Part III: Test Data Collection (optional)
We orginally curated this test data, contaiining 6 samples of different conditions (see table below), for the purpose of testing and troubleshooting this pipeline. We also use them for showcasing the input formats accepted by this pipeline, and benchmarking pipeline performance (e.g., Run Time, CPU Time and Max Memory Usage), though these six samples were prepared by downsampling from real data.

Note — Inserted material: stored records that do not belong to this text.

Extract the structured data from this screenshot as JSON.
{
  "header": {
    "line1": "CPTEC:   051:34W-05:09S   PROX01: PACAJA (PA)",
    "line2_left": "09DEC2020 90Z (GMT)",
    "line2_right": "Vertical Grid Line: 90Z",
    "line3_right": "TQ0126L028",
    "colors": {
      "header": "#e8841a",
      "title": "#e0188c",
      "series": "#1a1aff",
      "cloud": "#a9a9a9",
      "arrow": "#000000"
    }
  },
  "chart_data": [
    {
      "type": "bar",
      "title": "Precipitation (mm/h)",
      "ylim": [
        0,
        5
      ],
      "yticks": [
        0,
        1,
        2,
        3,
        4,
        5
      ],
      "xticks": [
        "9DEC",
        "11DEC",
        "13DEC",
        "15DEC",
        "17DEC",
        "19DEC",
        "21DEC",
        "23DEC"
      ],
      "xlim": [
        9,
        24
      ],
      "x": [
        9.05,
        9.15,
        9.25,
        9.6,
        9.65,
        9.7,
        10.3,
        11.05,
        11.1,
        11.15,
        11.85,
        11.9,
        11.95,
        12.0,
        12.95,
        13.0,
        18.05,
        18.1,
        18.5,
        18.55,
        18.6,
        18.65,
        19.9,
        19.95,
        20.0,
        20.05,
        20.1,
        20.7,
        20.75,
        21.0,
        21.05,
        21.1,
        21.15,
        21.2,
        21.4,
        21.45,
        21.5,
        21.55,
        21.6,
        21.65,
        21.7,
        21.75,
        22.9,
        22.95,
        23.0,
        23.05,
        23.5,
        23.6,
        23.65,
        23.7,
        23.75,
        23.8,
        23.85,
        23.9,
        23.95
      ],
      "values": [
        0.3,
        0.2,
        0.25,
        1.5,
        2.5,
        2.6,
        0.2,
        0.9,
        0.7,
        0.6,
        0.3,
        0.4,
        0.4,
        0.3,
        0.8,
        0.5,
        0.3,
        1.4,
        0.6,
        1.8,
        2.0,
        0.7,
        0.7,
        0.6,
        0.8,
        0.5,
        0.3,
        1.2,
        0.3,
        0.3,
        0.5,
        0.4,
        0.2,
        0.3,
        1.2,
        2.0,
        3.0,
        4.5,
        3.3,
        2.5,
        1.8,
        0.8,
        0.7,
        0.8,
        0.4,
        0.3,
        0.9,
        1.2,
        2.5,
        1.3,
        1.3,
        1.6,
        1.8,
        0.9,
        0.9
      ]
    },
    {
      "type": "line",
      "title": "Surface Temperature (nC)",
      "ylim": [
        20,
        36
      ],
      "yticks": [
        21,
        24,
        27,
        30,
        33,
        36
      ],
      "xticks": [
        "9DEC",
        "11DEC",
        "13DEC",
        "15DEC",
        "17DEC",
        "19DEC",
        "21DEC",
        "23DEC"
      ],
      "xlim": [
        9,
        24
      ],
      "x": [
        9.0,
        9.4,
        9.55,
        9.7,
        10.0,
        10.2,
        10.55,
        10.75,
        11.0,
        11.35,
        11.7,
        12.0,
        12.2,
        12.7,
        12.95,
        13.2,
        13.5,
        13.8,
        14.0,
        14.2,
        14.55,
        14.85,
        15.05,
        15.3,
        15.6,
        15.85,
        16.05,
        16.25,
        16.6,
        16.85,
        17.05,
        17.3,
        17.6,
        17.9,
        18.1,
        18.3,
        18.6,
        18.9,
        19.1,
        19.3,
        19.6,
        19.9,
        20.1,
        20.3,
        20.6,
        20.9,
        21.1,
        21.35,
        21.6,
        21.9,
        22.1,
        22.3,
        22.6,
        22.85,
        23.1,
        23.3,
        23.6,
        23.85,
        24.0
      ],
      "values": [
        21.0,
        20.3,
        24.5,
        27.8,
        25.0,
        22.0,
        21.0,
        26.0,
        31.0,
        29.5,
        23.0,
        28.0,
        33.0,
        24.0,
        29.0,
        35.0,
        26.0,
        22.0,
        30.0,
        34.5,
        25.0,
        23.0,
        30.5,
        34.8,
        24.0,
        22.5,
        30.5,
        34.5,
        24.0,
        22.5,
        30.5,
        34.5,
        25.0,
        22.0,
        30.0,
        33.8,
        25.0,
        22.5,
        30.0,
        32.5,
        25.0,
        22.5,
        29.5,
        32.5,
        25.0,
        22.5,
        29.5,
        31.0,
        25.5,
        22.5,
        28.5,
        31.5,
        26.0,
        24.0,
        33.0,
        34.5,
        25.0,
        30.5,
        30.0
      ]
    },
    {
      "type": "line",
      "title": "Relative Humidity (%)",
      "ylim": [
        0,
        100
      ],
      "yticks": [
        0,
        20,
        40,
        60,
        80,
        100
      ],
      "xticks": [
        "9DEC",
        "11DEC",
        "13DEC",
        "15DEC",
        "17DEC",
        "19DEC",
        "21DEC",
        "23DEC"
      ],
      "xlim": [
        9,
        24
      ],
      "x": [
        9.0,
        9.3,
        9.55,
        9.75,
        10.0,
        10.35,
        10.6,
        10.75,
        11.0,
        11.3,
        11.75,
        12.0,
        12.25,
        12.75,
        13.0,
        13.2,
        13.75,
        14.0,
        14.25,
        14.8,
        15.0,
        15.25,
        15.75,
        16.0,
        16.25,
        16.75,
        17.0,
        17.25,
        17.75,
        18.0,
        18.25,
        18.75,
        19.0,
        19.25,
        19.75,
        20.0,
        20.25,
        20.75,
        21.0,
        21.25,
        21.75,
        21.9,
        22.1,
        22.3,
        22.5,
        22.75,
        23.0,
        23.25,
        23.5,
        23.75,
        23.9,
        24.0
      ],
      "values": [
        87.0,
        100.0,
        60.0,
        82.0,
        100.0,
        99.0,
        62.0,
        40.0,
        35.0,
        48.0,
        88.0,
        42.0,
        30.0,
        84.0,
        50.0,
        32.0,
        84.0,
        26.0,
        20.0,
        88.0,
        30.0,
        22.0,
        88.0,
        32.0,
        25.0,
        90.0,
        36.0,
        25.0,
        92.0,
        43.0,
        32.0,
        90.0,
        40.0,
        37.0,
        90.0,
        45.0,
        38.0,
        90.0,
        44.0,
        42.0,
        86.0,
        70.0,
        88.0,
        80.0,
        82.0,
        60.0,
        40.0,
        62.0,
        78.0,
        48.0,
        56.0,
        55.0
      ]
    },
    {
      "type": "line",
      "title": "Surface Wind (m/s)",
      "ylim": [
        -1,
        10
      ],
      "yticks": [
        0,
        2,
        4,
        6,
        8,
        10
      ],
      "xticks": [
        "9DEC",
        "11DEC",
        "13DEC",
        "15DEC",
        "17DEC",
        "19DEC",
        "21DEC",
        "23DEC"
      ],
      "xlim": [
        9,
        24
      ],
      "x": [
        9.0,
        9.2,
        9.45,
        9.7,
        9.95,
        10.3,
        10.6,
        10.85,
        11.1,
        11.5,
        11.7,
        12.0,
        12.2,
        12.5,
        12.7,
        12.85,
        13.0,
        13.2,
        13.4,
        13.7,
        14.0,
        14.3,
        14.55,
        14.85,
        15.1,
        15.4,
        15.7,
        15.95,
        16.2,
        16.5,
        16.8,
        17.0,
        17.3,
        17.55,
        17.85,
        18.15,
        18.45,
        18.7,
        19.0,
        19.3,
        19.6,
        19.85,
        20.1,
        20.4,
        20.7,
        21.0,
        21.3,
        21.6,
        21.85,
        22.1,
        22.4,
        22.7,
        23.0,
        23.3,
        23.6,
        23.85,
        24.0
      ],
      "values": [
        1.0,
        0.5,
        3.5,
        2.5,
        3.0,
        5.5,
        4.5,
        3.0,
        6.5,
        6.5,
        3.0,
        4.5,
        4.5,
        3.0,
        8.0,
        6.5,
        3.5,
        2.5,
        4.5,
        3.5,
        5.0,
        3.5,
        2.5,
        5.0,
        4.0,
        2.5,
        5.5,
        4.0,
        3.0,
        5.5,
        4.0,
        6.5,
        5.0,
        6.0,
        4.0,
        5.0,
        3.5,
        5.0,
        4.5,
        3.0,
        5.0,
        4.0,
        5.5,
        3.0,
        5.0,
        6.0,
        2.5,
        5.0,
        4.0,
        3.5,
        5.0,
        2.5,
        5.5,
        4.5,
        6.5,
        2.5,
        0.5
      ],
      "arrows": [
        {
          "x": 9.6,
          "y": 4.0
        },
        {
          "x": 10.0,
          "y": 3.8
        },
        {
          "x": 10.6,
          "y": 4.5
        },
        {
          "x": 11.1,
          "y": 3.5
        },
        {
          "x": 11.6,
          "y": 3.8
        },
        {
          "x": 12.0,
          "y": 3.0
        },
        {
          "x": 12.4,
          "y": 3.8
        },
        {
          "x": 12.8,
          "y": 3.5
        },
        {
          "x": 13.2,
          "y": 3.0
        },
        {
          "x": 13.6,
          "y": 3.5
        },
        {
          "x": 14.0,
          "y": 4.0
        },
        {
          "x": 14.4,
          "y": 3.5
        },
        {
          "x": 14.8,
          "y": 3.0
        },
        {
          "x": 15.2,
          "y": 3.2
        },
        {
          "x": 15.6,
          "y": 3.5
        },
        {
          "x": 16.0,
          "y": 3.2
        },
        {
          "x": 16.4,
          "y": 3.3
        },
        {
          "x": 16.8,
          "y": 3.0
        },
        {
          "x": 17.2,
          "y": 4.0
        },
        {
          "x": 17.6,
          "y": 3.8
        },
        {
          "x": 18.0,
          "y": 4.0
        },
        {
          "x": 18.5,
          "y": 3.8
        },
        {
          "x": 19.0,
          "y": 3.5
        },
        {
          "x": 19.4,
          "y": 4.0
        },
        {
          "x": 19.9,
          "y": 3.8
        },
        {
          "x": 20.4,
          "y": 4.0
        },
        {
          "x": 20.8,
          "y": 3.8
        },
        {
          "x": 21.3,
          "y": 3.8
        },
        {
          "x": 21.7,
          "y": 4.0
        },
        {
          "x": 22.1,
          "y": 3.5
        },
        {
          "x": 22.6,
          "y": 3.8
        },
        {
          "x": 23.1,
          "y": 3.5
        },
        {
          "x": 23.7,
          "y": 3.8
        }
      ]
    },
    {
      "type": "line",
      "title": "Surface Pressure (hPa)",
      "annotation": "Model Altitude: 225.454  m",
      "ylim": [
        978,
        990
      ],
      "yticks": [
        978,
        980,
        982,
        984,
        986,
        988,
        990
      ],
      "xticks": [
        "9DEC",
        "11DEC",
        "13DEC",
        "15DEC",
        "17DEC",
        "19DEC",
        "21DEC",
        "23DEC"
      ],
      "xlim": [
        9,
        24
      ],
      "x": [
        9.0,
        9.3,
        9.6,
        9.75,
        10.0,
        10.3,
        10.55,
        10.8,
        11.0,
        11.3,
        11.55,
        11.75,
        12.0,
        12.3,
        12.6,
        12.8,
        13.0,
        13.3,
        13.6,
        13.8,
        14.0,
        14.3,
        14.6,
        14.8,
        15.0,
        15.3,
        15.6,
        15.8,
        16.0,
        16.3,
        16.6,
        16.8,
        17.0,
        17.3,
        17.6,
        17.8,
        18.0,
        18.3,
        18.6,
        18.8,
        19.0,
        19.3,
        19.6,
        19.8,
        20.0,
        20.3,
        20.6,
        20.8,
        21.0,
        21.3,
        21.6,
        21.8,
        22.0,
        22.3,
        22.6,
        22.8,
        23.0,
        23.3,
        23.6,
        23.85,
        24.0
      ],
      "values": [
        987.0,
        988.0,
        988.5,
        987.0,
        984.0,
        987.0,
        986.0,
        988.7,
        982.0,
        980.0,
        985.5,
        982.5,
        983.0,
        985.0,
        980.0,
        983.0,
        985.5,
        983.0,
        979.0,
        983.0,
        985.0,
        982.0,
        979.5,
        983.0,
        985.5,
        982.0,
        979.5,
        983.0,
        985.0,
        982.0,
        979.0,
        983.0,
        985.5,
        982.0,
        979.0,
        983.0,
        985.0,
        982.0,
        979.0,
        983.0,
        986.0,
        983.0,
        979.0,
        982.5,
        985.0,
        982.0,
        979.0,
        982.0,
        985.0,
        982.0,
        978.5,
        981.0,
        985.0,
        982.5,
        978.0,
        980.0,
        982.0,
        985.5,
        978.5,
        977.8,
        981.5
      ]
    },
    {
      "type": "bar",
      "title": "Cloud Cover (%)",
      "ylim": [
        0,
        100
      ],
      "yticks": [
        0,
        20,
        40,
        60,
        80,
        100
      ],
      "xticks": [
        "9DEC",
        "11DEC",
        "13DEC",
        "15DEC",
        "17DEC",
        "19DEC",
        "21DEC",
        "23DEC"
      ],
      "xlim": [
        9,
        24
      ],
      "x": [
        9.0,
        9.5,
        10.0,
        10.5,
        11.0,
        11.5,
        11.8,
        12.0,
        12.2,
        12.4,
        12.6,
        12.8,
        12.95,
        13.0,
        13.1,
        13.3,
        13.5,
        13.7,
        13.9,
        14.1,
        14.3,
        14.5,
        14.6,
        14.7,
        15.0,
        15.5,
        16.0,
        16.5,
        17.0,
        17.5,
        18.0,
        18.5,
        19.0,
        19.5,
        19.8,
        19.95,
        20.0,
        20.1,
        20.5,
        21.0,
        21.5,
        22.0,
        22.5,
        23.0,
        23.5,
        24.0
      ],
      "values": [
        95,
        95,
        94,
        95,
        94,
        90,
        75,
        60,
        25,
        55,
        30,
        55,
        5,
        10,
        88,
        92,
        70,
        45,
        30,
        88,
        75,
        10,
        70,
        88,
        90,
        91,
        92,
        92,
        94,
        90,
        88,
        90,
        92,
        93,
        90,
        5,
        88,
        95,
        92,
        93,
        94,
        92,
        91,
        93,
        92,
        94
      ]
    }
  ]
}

| Format | Library Type | Phred Encoding | Species | Number of Reads | Preparation | |
|---|---|---|---|---|---|---|
| sample1 | FASTQ | Paired-end | Phred+33 | human | 19,410,373 * 2 | Downsampled from real data |
| sample2 | FASTQ | Single-end | Phred+33 | mouse | 16,005,450 | Downsampled from real data |
| sample3 | FASTQ, multiple lanes | Paired-end | Phred+33 | human | 19,410,373 * 2 | Split by lane from sample1 |
| sample4 | FASTQ, multiple lanes | Single-end | Phred+33 | mouse | 16,005,450 | Split by lane from sample2 |
| sample5 | BAM/SAM (to genome) | Paired-end | Phred+33 | human | 13,856,075 * 2 | Downsampled from real data |
| sample6 | BAM/SAM (to transcriptome) | Single-end | Phred+33 | mouse | 13,533,162 | Downsampled from real data |
This is only one situation that you need collect the test data: you would like to walk through this pipeline but do not have your own bulk RAN-seq available. In this case, you can download the test data for one or more samples to get started.
- For those who can access to the pre-built conda environment, the test data is available at:
/research_jude/rgs01_jude/groups/yu3grp/projects/software_JY/yu3grp/conda_env/bulkRNAseq_2025/pipeline/testdata. - For other users, please download them from Zenodo.